I walked so fast I was out of breath by the time I found a closet in the library off to the side of the living room. I shut the door and hunched over so I could catch my breath. Why I am I running? I care for him I know I do. But did I want that to happen? There is a reason I have been distancing myself from him. Calling him my brother is so devastating to me. I was my best self when I loved him. But I was the worst person to myself when I couldn't have him. Telling myself everyday 'it's your fault, everything is always your fault'. I can't handle this emotion I am feeling. I want to hide from myself. How long have I been in here? Nobody has looked for me yet but then again this house is huge. God, my life would have been so different. Stop thinking about that you are never going to live here. Think about what he did to your mother! Could you forgive someone like that? Your mom probably never did. Don't think about that. You were just starting to think positive thoughts again don't put your mind there.

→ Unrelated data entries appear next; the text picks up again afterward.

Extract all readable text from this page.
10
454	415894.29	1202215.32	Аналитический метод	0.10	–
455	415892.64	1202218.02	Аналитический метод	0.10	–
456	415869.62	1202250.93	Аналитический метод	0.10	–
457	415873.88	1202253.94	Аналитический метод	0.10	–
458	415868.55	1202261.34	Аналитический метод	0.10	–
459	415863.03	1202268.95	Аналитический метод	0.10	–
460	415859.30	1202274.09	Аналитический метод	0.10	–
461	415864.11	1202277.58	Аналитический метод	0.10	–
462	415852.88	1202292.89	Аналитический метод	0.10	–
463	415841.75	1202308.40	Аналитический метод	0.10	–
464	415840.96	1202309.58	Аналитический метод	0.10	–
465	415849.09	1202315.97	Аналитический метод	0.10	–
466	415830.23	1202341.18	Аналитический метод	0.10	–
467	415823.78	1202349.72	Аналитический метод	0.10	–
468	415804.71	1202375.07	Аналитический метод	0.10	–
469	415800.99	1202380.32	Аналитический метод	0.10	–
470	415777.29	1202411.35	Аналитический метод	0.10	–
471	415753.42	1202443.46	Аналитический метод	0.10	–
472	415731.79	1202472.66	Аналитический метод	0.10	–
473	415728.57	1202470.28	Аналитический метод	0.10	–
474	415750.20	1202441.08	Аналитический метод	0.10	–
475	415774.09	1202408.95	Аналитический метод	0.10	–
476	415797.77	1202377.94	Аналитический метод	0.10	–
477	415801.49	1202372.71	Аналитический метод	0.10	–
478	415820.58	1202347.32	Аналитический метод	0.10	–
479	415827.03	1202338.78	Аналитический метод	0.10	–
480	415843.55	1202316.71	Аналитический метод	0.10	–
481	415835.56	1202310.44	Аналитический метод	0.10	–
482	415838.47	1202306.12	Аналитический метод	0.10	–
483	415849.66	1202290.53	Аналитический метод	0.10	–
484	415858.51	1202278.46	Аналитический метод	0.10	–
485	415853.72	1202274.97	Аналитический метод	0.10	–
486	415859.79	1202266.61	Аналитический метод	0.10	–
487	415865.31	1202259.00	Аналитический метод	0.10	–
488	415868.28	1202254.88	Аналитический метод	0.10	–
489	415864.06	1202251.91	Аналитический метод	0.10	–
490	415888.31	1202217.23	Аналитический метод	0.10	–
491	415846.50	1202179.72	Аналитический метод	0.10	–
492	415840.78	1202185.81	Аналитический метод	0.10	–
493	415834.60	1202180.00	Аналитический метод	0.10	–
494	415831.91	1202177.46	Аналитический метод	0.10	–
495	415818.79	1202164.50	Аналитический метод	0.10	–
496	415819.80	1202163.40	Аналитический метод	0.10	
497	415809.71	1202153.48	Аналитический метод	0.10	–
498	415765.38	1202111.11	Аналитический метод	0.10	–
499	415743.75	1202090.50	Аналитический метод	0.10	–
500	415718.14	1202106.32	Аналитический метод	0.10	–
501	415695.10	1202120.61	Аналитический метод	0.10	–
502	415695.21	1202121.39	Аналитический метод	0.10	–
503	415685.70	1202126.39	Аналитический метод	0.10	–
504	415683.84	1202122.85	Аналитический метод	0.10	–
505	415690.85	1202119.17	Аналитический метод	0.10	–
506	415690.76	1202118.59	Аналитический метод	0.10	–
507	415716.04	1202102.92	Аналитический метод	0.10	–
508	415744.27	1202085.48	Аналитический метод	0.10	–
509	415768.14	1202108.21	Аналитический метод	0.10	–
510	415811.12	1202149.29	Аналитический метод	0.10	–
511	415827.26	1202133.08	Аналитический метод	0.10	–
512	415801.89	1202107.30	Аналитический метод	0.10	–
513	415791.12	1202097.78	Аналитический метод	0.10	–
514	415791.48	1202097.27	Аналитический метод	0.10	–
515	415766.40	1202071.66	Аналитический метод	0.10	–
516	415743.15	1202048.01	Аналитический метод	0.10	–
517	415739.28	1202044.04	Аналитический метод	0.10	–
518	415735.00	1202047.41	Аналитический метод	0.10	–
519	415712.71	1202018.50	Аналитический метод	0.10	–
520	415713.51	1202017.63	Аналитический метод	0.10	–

My butt is starting to hurt from sitting in this closet corner. I pull out my phone and turn it on. Damn, that screen is bright. Of course, there are 2 missed calls and a text from Brandon. I can't deal with him and this. I need to know what I feel right now and if it's a good feeling. Why am I so stupid? I hear something. You're thinking too much; you're starting to hear things. Then I shine my phone on the door knob and I can see it starting to turn.